Because prisoners had no access to writing materials, Marguerite watched for administrative oversights. She noticed when staff left scrap paper on desks or pencils in the pockets of lab coats. With extreme care, she began to gather fragments of paper and short pencil leads, hiding them within the double seams of her uniform.
Working at night by the faint light that passed beneath her cell door, she began to document everything. To maximize the limited space, she wrote in microscopic print, using a personal code of medical abbreviations and symbols. She recorded dates, physical descriptions of the personnel, types of substances used, and specific symptoms. She documented surgical procedures performed on young Polish political prisoners, where portions of bone or muscle were removed to simulate traumatic battlefield injuries. She also recorded tissue transfers and severe temperature tolerance tests.
Marguerite was not alone in her quiet effort to observe. Other educated women within the block, including journalists, academics, and political dissidents, formed a silent network. They memorized names, shared updates, and supported one another during moments of physical collapse.
The procedures accelerated through 1943. A new group of orthopedic specialists arrived to study bone regeneration. The young Polish women selected for these surgical procedures became known within the camp as the “rabbits,” because they were treated purely as experimental subjects. Many developed severe systemic infections, some required amputations, and others did not survive the immediate post-operative period. Those who did survive were left permanently disfigured. Marguerite documented their names and individual histories, determined that their identities would not be erased.

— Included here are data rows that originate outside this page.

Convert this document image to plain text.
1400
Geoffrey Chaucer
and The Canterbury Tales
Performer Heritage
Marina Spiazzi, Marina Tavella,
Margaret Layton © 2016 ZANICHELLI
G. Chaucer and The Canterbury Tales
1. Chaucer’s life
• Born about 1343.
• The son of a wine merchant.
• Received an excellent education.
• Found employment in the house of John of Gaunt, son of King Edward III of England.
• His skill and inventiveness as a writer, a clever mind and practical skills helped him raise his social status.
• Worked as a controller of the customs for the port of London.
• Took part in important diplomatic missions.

In July 1943, a sudden, intensive search of the barracks was ordered by the camp guards. Staff overturned mattresses and tore clothing looking for contraband. Knowing that discovery meant immediate execution, Marguerite destroyed her most recent pages, but managed to keep the primary ledger hidden in a deep section of her uniform belt that the guards overlooked.
Chapter 5: Erasing the Evidence
By the autumn of 1943, geopolitical shifts indicated that the military situation was changing. Yet, inside Block 10, the operations intensified as the research teams hurried to complete their data collection. Marguerite was subjected to a second series of evaluations, this time involving prolonged exposure to freezing water to monitor the exact timeline of hypothermia and the efficiency of various rapid-warming techniques.

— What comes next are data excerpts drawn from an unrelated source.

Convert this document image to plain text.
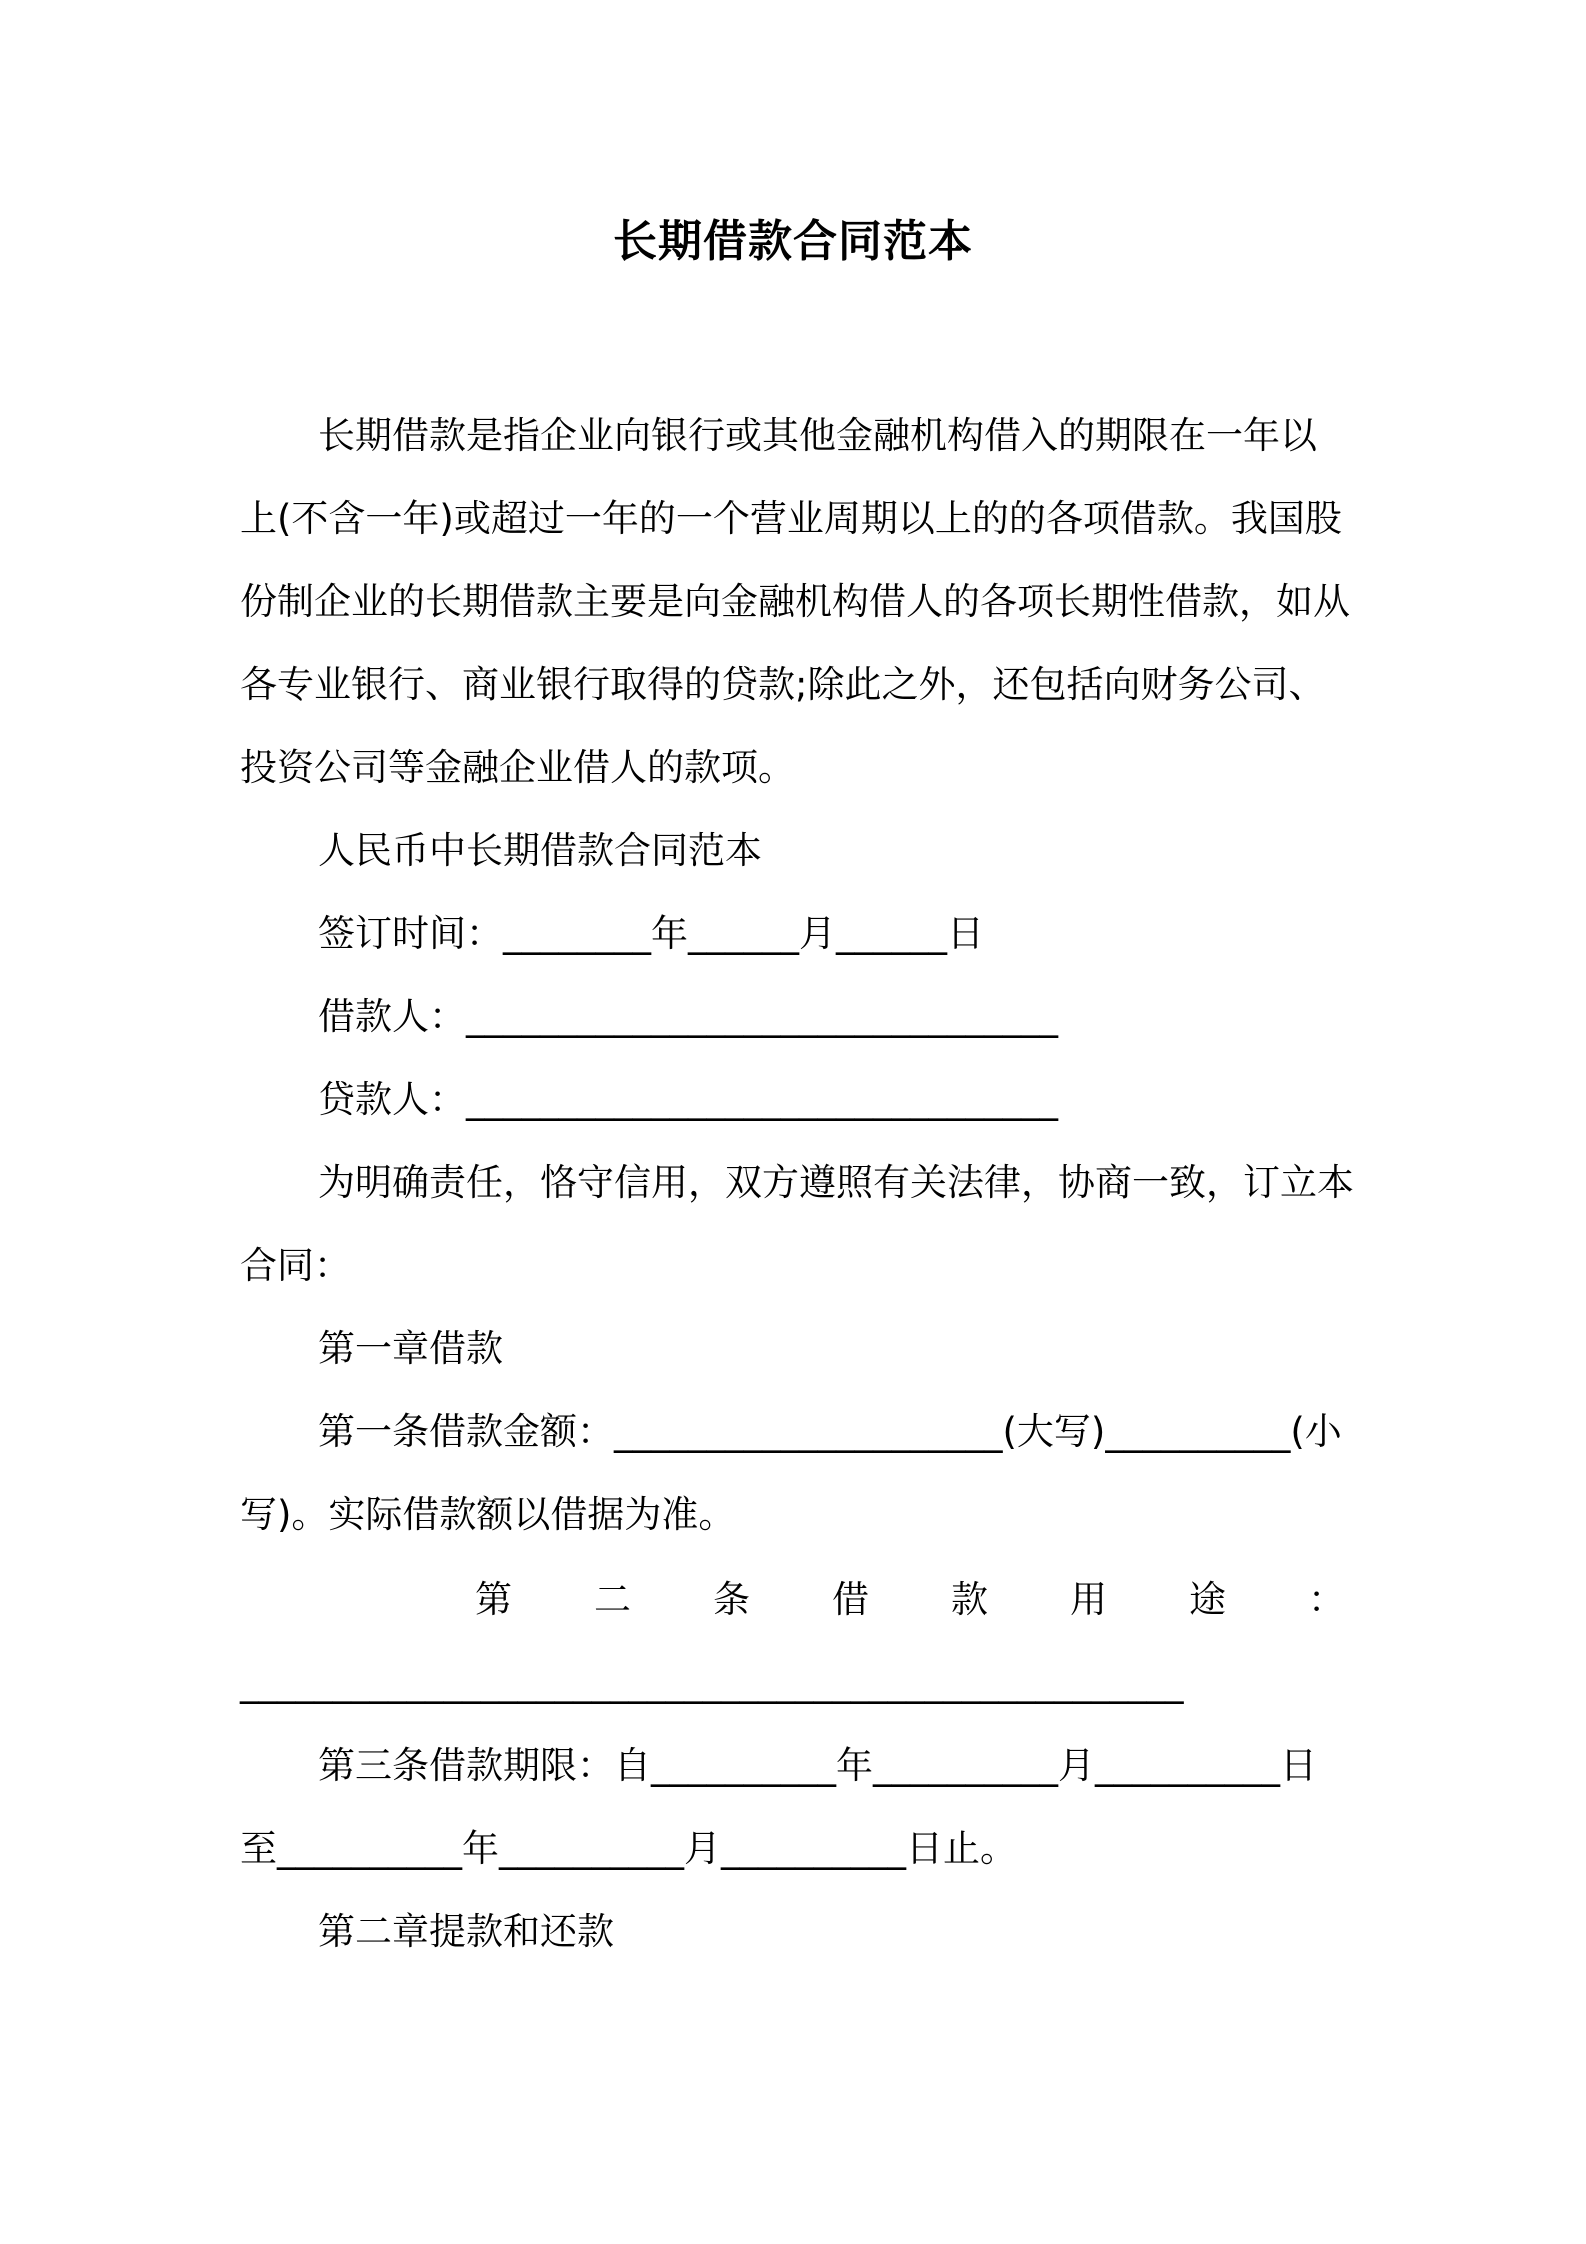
长期借款合同范本
长期借款是指企业向银行或其他金融机构借入的期限在一年以
上(不含一年)或超过一年的一个营业周期以上的的各项借款。我国股
份制企业的长期借款主要是向金融机构借人的各项长期性借款，如从
各专业银行、商业银行取得的贷款;除此之外，还包括向财务公司、
投资公司等金融企业借人的款项。
人民币中长期借款合同范本
签订时间：________年______月______日
借款人：________________________________
贷款人：________________________________
为明确责任，恪守信用，双方遵照有关法律，协商一致，订立本
合同：
第一章借款
第一条借款金额：_____________________(大写)__________(小
写)。实际借款额以借据为准。
第 二 条 借 款 用 途 ：
___________________________________________________
第三条借款期限：自__________年__________月__________日
至__________年__________月__________日止。
第二章提款和还款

She recalled the detached voices of the specialists discussing her vital signs as if she were an inorganic object. Each session left her physically weaker, suffering from severe frostbite and diminished physical reserves.
Through her understanding of multiple languages, Marguerite served as a vital link among the prisoners, translating whispered conversations, warning others of upcoming selections, and sharing basic advice on how to keep wounds clean using boiled water and torn cloth.
By early 1944, forces from the Eastern Front were advancing rapidly. The camp administration began systematically destroying records to eliminate evidence of their operations. Cates of files were moved to the camp incinerators and reduced to ashes.
Realizing that time was running out and that witnesses might be eliminated, Marguerite knew she could no longer keep the ledger on her person. During a brief moment when a transfer between sectors left her temporarily unmonitored near a building undergoing decommissioning, she found a safe location. She wrapped the pages in a piece of waterproof material, sealed it securely with salvaged wax, and placed the package deep inside a hollow cavity within a brick wall, covering the opening with a mixture of earth and ash. It was a desperate attempt to ensure that even if she did not survive, the objective truth of Block 10 would outlast the camp itself.